Nachtrag zum Nachtrag und vorläufige Zurückstellung des Themas: Das Statistische Bundesamt erhebt auch Daten zur Kostenstruktur bei Einrichtungen des Gesundheitswesens. Dort steht zu den Heilpraktikern: „Insgesamt waren im Jahr 2010 im Wirtschaftszweig Heilpraktikerpraxen 4 050 Personen tätig. Dabei beschäftigte der Durchschnitt der Unternehmen 3,1 Personen.“ Wie das zu verstehen ist, sowohl was die hier genannte Hochrechnung aus 140 Betrieben angeht als auch das Verhältnis zwischen selbständigen und angestellten Heilpraktikern, kann ich im Moment nicht sagen. Die verwirrende Datenlage bringt mich jedenfalls dazu, das Thema vorläufig zurückzustellen. Ich habe den ursprünglichen Blogbeitrag daher dort, wo es um die Frage nach den “richtigen” Zahlen geht, etwas offener formuliert.
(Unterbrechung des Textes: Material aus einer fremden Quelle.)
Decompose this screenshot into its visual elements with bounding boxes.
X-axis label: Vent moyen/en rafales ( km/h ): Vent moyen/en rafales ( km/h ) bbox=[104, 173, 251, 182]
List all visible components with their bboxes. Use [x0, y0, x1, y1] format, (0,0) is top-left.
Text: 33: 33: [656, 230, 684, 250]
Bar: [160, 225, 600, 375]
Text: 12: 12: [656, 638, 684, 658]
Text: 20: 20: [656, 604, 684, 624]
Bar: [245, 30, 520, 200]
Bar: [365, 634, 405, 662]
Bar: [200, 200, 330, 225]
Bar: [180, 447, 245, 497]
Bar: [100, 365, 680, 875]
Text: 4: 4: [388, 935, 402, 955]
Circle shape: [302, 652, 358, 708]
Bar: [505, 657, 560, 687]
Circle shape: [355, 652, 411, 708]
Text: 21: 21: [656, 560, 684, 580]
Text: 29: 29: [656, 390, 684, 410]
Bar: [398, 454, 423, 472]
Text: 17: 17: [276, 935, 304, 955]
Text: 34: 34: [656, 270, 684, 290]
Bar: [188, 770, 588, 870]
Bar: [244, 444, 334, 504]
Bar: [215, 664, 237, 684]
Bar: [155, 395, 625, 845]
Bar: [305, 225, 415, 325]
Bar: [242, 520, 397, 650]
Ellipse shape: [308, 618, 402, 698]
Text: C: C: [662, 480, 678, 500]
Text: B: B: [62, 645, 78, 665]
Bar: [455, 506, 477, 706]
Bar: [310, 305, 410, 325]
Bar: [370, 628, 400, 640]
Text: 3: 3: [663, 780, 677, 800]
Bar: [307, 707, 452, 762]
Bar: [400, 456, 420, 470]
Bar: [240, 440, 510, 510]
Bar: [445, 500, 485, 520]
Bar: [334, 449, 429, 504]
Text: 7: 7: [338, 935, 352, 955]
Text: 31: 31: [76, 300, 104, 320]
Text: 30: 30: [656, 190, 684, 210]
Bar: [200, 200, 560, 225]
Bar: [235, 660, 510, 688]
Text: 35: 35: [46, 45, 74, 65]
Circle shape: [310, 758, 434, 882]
Fortsetzung folgt.
Nachtrag 4.3.2015 und vorläufiges Ende: Im Mikrozensus 2013 wurden knapp 34.000 Personen in Deutschland der Berufsgruppe “Heilkunde und Homöopathie” (das ist die Klassifikation der Berufe 2010, im Wesentlichen sind das die Heilpraktiker) zugeordnet, in Bayern ca. 9.400. Damit scheint es in Bayern einerseits tatsächlich mehr Angehörige dieser Berufsgruppe zu geben, als bevölkerungsgewichtet anhand der Bundesdaten zu erwarten wären (ausgehend von den 34.000 nämlich ca. 5.100), andererseits ist das immer noch sehr weit von der Zahl entfernt, die die Gesundheitsämter melden. Die Diskrepanz scheint mit den sektoralen Erlaubnissen, der Dokumentationsweise der Gesundheitsämter und anderen Faktoren zusammenzuhängen, denen man einmal in einem kleinen Validierungsprojekt nachgehen müsste. Mit den verfügbaren Statistikdaten kommt man über den hiermit berichteten Stand der Dinge erst einmal nicht hinaus.